16. Schwangerschaftswoche

Abbildung Entwicklung des Babys in der 16. Schwangerschaftswoche

Der Fötus ist in der 16. Schwangerschaftswoche ca. 10cm groß und wiegt etwa 100 bis 120 Gramm. Der Kopfdurchmesser beträgt 35mm und mittlerweile ist der Fötus auch stark genug, um den Kopf gerade zu halten. Feines Haar auf dem Kopf ist erkennbar. Die Haar- und auch die Augenfarbe können sich nach der Geburt jedoch noch ändern. Die Beine sind gewachsen und sind jetzt länger als die Arme. Beides wird sehr stark bewegt. Erste spürbare Bewegungen fühlen sich vielleicht wie die sprichwörtlichen Schmetterlinge im Bauch an. Oft werden sie gar nicht als Bewegungen des Kindes, sondern als Blähungen oder Hungergefühl gedeutet. Später können Trittbewegungen mitgezählt werden, dafür ist es jetzt aber noch zu früh.
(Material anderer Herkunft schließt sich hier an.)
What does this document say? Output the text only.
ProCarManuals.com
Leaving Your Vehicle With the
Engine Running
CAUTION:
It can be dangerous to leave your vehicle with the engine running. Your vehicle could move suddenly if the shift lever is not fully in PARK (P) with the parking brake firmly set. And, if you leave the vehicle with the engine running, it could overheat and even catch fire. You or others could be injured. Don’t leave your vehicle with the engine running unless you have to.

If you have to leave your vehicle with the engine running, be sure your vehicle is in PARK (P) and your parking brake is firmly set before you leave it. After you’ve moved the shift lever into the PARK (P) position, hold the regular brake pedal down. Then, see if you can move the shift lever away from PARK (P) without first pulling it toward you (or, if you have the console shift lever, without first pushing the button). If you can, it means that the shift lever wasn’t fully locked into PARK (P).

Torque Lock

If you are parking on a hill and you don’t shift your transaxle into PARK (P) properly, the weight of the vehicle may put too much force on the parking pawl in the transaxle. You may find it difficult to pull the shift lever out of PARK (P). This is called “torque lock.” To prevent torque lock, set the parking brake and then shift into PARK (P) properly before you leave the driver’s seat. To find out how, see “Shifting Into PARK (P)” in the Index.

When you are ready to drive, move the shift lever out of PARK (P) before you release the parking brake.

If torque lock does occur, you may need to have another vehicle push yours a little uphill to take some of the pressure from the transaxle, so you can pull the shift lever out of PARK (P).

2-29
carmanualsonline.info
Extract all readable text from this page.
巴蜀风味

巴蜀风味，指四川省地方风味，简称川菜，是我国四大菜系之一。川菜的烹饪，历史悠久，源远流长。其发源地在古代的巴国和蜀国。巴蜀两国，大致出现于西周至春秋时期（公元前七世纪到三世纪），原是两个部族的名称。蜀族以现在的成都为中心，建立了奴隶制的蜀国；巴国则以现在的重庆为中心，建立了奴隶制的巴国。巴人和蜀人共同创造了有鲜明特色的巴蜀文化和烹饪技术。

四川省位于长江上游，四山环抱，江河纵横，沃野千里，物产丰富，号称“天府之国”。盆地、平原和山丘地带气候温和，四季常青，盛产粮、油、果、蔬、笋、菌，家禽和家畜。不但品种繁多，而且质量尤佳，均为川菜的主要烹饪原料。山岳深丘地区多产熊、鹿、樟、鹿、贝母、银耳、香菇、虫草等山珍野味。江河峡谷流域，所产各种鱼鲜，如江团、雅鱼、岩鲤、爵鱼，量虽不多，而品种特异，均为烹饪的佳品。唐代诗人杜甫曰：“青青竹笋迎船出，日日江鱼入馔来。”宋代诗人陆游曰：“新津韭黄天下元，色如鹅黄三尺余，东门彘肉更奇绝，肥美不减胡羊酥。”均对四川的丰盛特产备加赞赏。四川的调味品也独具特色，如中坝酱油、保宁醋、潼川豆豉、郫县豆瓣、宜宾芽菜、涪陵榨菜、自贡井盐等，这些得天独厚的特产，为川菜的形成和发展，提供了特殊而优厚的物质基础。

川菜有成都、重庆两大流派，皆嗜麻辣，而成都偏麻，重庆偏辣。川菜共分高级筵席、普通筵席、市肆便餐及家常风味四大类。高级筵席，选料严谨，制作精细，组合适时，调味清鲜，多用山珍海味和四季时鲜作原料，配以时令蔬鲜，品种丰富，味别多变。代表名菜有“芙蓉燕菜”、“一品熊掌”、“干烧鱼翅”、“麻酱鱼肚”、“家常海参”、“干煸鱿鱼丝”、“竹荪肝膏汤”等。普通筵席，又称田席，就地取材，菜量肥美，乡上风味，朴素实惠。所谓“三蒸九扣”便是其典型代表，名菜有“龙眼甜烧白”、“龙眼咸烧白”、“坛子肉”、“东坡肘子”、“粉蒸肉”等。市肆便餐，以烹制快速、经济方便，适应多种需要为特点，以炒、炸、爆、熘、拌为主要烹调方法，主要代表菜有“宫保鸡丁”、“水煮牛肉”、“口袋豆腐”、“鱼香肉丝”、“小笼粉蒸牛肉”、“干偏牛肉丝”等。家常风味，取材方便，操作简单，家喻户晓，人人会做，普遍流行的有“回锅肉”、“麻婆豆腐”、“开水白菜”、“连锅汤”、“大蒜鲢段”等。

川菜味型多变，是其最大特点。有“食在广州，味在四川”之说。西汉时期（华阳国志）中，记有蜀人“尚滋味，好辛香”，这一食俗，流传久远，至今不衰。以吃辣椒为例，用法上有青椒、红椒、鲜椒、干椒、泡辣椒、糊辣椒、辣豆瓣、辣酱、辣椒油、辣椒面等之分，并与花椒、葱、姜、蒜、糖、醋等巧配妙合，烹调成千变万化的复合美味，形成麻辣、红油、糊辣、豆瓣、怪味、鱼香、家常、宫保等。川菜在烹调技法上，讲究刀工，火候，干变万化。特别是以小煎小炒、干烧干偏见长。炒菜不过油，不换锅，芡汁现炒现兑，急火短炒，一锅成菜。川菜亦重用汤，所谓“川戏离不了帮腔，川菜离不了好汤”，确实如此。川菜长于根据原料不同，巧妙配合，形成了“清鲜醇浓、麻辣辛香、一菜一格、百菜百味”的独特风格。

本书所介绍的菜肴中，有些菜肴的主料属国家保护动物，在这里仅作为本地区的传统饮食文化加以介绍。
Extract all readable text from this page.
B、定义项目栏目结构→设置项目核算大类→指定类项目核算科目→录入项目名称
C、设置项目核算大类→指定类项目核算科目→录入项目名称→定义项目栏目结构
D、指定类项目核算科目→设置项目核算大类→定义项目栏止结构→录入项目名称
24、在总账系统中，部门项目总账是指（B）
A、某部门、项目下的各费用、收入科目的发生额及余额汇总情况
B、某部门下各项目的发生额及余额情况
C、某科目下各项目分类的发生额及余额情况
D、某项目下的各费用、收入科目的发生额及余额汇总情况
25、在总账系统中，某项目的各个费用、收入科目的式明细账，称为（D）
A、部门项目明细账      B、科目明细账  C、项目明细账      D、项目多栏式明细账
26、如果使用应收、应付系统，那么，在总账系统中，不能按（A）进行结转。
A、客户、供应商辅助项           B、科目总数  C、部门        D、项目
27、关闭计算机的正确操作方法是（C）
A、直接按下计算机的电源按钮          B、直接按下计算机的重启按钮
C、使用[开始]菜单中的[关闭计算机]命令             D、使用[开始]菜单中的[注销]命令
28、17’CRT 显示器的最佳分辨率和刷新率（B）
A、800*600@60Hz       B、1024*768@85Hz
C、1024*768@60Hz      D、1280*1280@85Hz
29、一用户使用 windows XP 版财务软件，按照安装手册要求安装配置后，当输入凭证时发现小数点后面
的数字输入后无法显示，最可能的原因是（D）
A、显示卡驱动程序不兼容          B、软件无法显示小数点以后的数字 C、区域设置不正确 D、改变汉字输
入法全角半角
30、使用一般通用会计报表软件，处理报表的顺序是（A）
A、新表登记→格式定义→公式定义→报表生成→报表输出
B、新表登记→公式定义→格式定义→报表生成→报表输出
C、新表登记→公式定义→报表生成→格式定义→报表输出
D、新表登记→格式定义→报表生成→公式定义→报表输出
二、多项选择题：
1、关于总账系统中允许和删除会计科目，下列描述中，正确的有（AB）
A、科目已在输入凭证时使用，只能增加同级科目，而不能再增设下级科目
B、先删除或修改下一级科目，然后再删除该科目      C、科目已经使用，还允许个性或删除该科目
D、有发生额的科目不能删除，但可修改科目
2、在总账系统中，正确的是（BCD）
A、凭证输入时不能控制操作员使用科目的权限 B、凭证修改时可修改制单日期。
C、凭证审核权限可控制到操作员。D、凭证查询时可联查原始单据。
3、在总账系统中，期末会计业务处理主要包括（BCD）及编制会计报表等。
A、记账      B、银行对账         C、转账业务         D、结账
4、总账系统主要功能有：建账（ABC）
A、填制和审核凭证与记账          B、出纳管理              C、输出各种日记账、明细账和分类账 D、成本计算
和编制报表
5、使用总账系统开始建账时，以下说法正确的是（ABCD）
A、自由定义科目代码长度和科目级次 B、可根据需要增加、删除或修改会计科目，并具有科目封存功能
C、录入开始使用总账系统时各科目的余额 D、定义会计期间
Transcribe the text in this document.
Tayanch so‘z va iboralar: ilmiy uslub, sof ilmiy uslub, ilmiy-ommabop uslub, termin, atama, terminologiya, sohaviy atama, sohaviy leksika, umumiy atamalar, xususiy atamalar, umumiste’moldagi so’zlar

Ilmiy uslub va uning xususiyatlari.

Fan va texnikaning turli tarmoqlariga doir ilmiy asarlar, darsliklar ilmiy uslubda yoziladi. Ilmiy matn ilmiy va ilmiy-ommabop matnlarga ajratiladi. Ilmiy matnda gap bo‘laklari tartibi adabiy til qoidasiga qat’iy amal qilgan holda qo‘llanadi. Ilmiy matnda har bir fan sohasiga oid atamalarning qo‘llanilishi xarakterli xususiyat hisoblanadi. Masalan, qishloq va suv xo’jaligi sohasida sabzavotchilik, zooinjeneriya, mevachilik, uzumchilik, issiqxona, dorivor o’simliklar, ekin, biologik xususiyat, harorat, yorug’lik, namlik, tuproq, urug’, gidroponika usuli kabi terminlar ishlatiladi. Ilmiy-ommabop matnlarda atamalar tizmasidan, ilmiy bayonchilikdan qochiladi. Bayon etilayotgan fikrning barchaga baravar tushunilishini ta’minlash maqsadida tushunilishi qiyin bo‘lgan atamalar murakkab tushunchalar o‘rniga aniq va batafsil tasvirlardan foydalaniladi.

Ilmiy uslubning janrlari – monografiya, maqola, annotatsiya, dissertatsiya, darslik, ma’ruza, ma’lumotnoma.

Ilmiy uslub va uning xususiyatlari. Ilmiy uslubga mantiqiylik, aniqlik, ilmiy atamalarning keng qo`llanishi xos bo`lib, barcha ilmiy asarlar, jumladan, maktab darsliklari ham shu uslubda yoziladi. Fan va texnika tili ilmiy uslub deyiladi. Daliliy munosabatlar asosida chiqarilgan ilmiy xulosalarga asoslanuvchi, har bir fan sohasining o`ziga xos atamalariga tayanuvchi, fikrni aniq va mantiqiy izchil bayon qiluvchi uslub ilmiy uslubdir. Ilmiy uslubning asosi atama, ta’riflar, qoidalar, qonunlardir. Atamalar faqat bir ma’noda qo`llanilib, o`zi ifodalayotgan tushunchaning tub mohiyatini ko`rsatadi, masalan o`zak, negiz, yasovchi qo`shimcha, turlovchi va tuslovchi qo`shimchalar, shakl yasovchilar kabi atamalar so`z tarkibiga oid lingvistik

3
Der Fötus nimmt schon Geräusche wahr

Die Ohren sind so weit entwickelt, dass der Fötus vermutlich Geräusche wahrnehmen kann. Forscher gehen davon aus, dass sich das ungeborene Kind auch schon an die Stimmen seiner Eltern gewöhnt. Das Gesicht verzieht sich zu verschiedenen Gesichtsausdrücken, die auch am Ultraschall erkennbar sind: das erste Lächeln oder das erste Schmollgesicht können also schon bildlich festgehalten werden.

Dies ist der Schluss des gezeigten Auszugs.